In late June, Serena resigned his post at the Housing Authority. In late July, Serena was arrested on 19 counts--the main charges against him involve medical and dental benefits for the children of Serena's partner, who is not his wife or domestic partner. The county contends the children were not entitled to receive those benefits. A report issued by Phil Batchelor, interim executive director of the Yolo County Housing Authority, indicates far more serious problems. According to the report, the agency, which provides housing for low-income people, is nearly $3 million in the red. The report lists 161 recommendations to clean up the foundering agency.

Inside sources tell us, that of the 19 charges, really, there are only two legitimate ones.

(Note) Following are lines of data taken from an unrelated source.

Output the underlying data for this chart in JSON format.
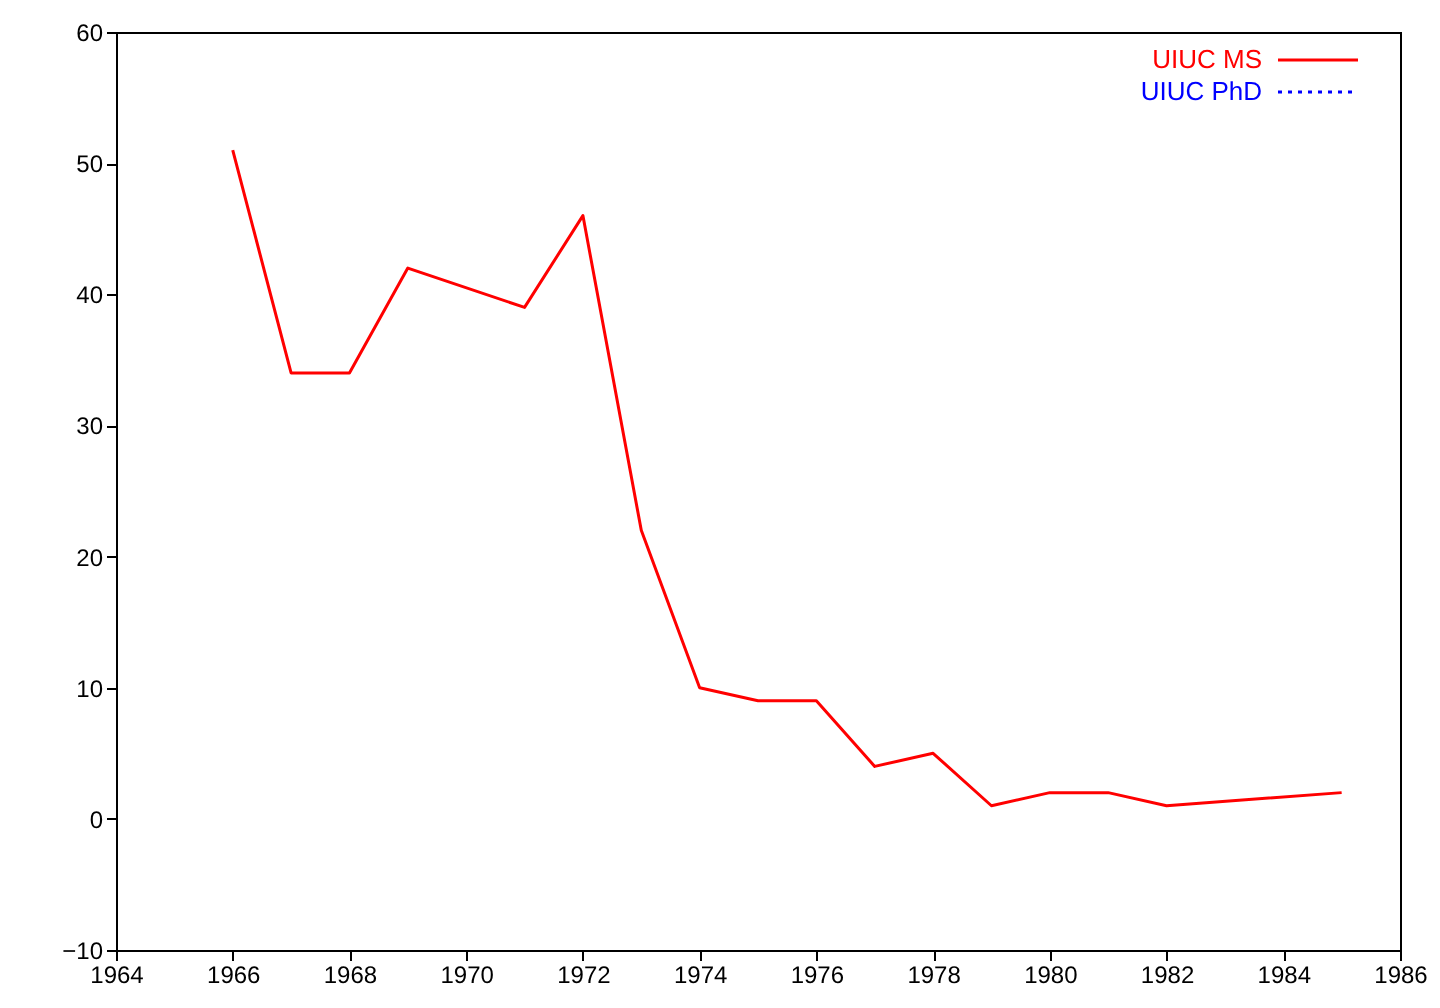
{
  "chart_data": {
    "type": "line",
    "x": [
      1966,
      1967,
      1968,
      1969,
      1971,
      1972,
      1973,
      1974,
      1975,
      1976,
      1977,
      1978,
      1979,
      1980,
      1981,
      1982,
      1985
    ],
    "series": [
      {
        "name": "UIUC MS",
        "color": "#ff0000",
        "line_style": "solid",
        "values": [
          51,
          34,
          34,
          42,
          39,
          46,
          22,
          10,
          9,
          9,
          4,
          5,
          1,
          2,
          2,
          1,
          2
        ]
      },
      {
        "name": "UIUC PhD",
        "color": "#0000ff",
        "line_style": "dotted",
        "values": [
          null,
          null,
          null,
          null,
          null,
          null,
          null,
          null,
          null,
          null,
          null,
          null,
          null,
          null,
          null,
          null,
          null
        ]
      }
    ],
    "xlim": [
      1964,
      1986
    ],
    "xticks": [
      1964,
      1966,
      1968,
      1970,
      1972,
      1974,
      1976,
      1978,
      1980,
      1982,
      1984,
      1986
    ],
    "ylim": [
      -10,
      60
    ],
    "yticks": [
      -10,
      0,
      10,
      20,
      30,
      40,
      50,
      60
    ],
    "grid": false,
    "legend": "top right",
    "marker": "none"
  }
}
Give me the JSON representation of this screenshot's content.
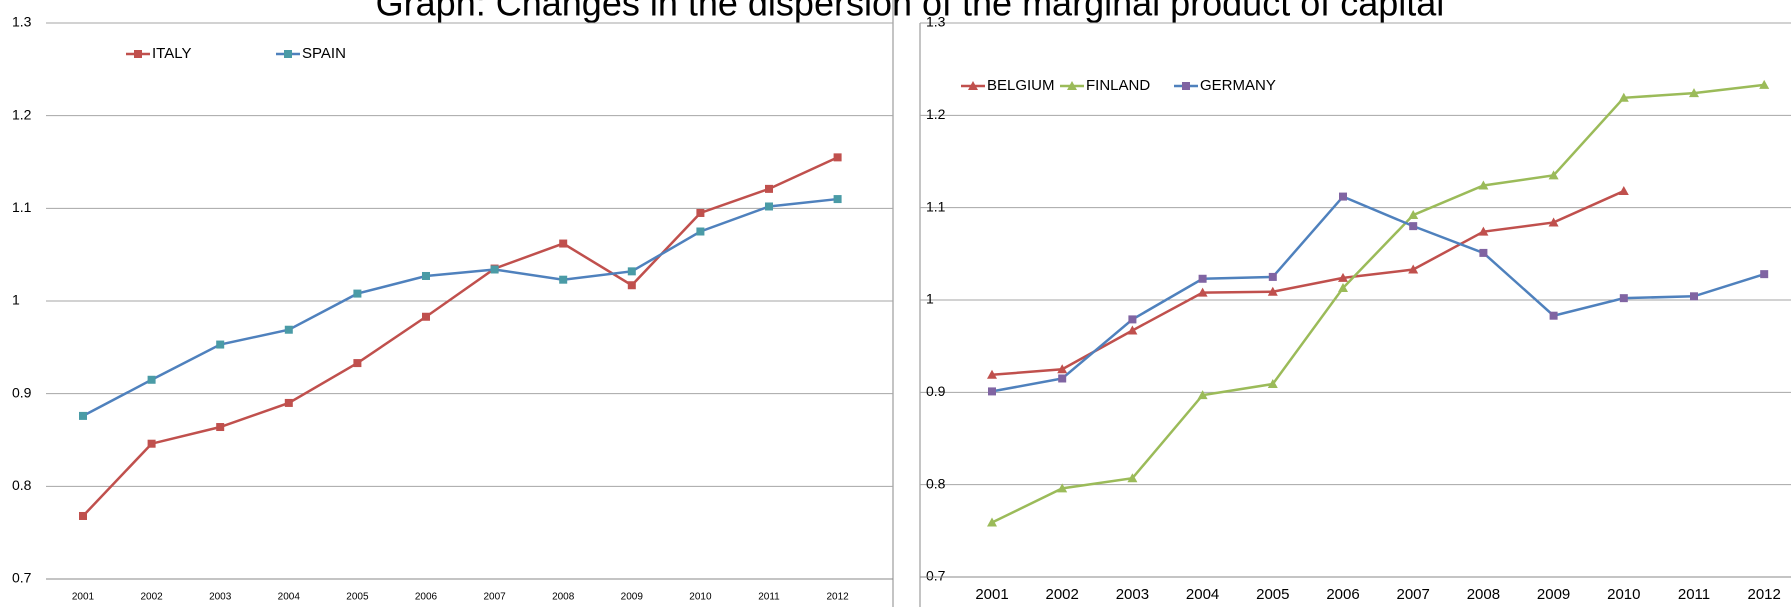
{
  "title": "Graph: Changes in the dispersion of the marginal product of capital",
  "chart_data": [
    {
      "type": "line",
      "categories": [
        "2001",
        "2002",
        "2003",
        "2004",
        "2005",
        "2006",
        "2007",
        "2008",
        "2009",
        "2010",
        "2011",
        "2012"
      ],
      "ylim": [
        0.7,
        1.3
      ],
      "yticks": [
        0.7,
        0.8,
        0.9,
        1,
        1.1,
        1.2,
        1.3
      ],
      "grid": true,
      "series": [
        {
          "name": "ITALY",
          "color": "#c0504d",
          "marker": "square",
          "marker_color": "#c0504d",
          "values": [
            0.768,
            0.846,
            0.864,
            0.89,
            0.933,
            0.983,
            1.035,
            1.062,
            1.017,
            1.095,
            1.121,
            1.155
          ]
        },
        {
          "name": "SPAIN",
          "color": "#4f81bd",
          "marker": "square",
          "marker_color": "#4a9ba6",
          "values": [
            0.876,
            0.915,
            0.953,
            0.969,
            1.008,
            1.027,
            1.034,
            1.023,
            1.032,
            1.075,
            1.102,
            1.11
          ]
        }
      ]
    },
    {
      "type": "line",
      "categories": [
        "2001",
        "2002",
        "2003",
        "2004",
        "2005",
        "2006",
        "2007",
        "2008",
        "2009",
        "2010",
        "2011",
        "2012"
      ],
      "ylim": [
        0.7,
        1.3
      ],
      "yticks": [
        0.7,
        0.8,
        0.9,
        1,
        1.1,
        1.2,
        1.3
      ],
      "grid": true,
      "series": [
        {
          "name": "BELGIUM",
          "color": "#c0504d",
          "marker": "triangle",
          "marker_color": "#c0504d",
          "values": [
            0.919,
            0.925,
            0.967,
            1.008,
            1.009,
            1.024,
            1.033,
            1.074,
            1.084,
            1.118,
            null,
            null
          ]
        },
        {
          "name": "FINLAND",
          "color": "#9bbb59",
          "marker": "triangle",
          "marker_color": "#9bbb59",
          "values": [
            0.759,
            0.796,
            0.807,
            0.897,
            0.909,
            1.013,
            1.092,
            1.124,
            1.135,
            1.219,
            1.224,
            1.233
          ]
        },
        {
          "name": "GERMANY",
          "color": "#4f81bd",
          "marker": "square",
          "marker_color": "#8064a2",
          "values": [
            0.901,
            0.915,
            0.979,
            1.023,
            1.025,
            1.112,
            1.08,
            1.051,
            0.983,
            1.002,
            1.004,
            1.028
          ]
        }
      ]
    }
  ]
}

Serena contends that in fact, he made inquiries as to whether or not he could put the children on his health benefits and was told that in fact he could.

The big news that we are waiting at on at this point is that on Friday in Sacramento Federal Court, the judge allowed the federal lawsuit to go forward.

Davis Human Relations Commission

It was reported yesterday in the Davis Enterprise that the Davis City Council would move to fill the vacancies on the defunct Human Relations Commission by September 16, 2006. They are now in the process of taking applications. Several of the members of the previous commission have already stated that they will not be applying. That will likely leave a commission that is completely toothless. Not only has the City Council's majority made it clear that they will not tolerate people who "rock the boat." But now only pliant people will even apply. It is quite clear that the new body will not be taking up the highly controversial stands of the previous body. The issue of police oversight remains only partially resolved.

The council has created an ombudsman position to handle complaints against the police department. However, that position remains unfilled.